First Deputy Prime Minister of Kazakhstan
- In office 12 October 1994 – 24 July 1997 Serving with Vitaly Mette, Akhmetzhan Yessimov
- Prime Minister: Akezhan Kazhegeldin
- Preceded by: Akezhan Kazhegeldin Vitaly Mette
- Succeeded by: Akhmetzhan Yessimov

Minister of Transport and Communications
- In office 13 June 1994 – 11 October 1994
- President: Nursultan Nazarbayev
- Prime Minister: Sergey Tereshchenko
- Preceded by: Office established
- Succeeded by: Serik Aligujinov

Minister of Transport
- In office 25 February 1991 – 13 June 1994
- President: Nursultan Nazarbayev
- Prime Minister: Sergey Tereshchenko
- Preceded by: Office established
- Succeeded by: Himself (as Minister of Transport and Communications)

Personal details
- Born: September 21, 1941 (age 84) Burino, Kunashaksky District, Chelyabinsk Oblast, Russian SFSR, Soviet Union
- Spouse: Rauşan Esenğarina
- Children: 2
- Alma mater: Ural State University of Railway Transport Russian Presidential Academy of National Economy and Public Administration

Military service
- Allegiance: Soviet Union
- Branch/service: Soviet Army
- Years of service: 1964–1966

= Nygmetjan Esengarin =

Kazakh politician (born 1941)

Nyğmetjan Qabataiūly Esenğarin (Нығметжан Қабатайұлы Есенғарин; born 21 September 1941) is a Kazakh politician.

== Biography ==
=== Early life and education ===
Esengarin was born in the village of Burino in the Chelyabinsk Oblast of the Russian SFSR to the parents of Qabatai Esengarin (1908–1952) and Elikha Esengarina (1910–1981).

In 1958, Esengarin graduated from high school in the village of Semiozernoye and then in 1964, from the Ural State University of Railway Transport with a degree in Automation, Telemechanics and Communication in Railway Transport.

In 1984, he finished the Russian Presidential Academy of National Economy and Public Administration with a specialty in economics, organization of management and planning of the national economy.

===Career===

After graduating in 1964, Esengarin served in the tank forces in Samarkand.

From 1966, Esengarin worked as an electromechanic, engineer, chief engineer, head of the Department of the Tselinograd Signaling and Communication Distance, head of the Department of the Tselinograd Branch of the Road and from 1972, as the head of the Technical Department, deputy chief engineer of the Kazakh Railway, chief engineer of the Tselinnaya Railway.

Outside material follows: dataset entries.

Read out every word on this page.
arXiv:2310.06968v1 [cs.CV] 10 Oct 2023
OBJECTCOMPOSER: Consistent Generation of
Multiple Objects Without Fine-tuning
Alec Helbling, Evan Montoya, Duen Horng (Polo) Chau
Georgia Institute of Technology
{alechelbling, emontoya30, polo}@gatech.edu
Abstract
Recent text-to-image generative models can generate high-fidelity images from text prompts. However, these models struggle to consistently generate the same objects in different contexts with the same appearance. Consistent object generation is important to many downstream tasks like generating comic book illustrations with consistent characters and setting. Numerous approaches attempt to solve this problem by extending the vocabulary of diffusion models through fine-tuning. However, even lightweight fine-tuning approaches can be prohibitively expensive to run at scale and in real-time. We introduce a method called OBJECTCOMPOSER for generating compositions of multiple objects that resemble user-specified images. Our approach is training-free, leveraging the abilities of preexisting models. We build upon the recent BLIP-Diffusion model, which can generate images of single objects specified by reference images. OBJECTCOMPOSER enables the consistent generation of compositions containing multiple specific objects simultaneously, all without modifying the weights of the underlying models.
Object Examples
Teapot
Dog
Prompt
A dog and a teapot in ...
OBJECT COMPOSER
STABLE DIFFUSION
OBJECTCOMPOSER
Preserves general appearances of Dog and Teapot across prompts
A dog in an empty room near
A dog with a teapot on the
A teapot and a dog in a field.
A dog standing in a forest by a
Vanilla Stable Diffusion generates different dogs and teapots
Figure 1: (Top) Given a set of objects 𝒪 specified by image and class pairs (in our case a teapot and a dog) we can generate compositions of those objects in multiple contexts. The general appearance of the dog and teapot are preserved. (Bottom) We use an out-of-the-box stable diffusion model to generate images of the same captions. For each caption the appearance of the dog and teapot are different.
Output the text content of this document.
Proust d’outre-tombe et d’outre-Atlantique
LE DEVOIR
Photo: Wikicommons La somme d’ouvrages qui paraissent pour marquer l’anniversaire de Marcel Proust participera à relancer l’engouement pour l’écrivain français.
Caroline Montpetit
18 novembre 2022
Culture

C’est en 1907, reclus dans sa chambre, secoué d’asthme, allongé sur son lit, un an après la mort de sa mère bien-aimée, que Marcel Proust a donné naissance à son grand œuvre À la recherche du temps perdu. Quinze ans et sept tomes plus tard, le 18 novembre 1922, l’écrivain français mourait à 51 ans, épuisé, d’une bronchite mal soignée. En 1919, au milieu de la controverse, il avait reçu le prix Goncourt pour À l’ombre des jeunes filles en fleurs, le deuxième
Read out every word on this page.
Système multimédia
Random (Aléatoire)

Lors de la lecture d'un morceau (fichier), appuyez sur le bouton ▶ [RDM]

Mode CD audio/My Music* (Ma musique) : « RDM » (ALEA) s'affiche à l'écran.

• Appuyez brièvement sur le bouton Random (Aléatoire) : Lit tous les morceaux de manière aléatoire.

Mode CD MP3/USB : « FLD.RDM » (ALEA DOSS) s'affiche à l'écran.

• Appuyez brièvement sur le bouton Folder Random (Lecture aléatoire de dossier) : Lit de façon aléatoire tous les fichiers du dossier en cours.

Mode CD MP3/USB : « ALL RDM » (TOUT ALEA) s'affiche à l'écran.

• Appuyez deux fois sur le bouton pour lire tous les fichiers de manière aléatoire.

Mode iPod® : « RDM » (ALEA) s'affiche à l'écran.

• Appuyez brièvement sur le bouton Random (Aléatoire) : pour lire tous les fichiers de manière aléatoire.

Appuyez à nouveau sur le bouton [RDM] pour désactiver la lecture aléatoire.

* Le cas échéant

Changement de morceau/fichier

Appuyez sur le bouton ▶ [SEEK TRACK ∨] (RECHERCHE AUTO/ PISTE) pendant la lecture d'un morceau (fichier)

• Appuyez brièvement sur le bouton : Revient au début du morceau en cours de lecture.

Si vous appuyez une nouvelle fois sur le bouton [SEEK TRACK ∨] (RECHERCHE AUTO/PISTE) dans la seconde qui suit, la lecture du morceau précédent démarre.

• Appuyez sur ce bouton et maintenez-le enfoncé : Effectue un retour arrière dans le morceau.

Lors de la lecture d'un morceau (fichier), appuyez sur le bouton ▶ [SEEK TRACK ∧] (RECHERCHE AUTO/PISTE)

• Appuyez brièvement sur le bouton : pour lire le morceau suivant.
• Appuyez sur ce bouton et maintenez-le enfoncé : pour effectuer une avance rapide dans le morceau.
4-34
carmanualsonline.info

From 1986 to 1989, Esengarin was the head of the Tselinnaya railway, deputy minister for construction of the Minister of Railways of the USSR. In 1989, he became the head of the Alma-Ata railway.

On 25 February 1991, Esengarin was appointed as the Minister of Transport and on 12 October 1994, he became the First Deputy Prime Minister of Kazakhstan. While serving as the First Deputy, he became a member of Presidium of the Economic Union and the Interstate Economic Committee of the CIS in November 1994 and from 1996, the chairman of the Integration Committee of the CIS Customs Union, Deputy Secretary General of the Eurasian Economic Community.

From 2002 to 2013, Esengarin was the founder and general director of the independent research and implementation center "Economtransconsulting" LLP, director of the "Center for Management and Logistics in Transport" and from 2006 to 2014, member of the Board of Directors of Kazakhstan Temir Joly.

He's currently serving as the member of Eurasia International Economic Academy and the International Academy of Transport, chairman of the Association of National Freight Forwarders of Kazakhstan, the Kazakhstan Association of Carriers and Operators of Wagons, chairman of the Board of Directors of the ETC Trans Group consortium, scientific advisor to Esengarin and Partners LLP and an advisor to the President of Kazakhstan Temir Zholy.

=== Works ===
Esengarin is a publisher of the analytical industry magazine "Trans-Express Kazakhstan, the magazine for passengers of the Kazakh railways "Time on the road", the general transport business magazine "Trans-Logistics Kazakhstan".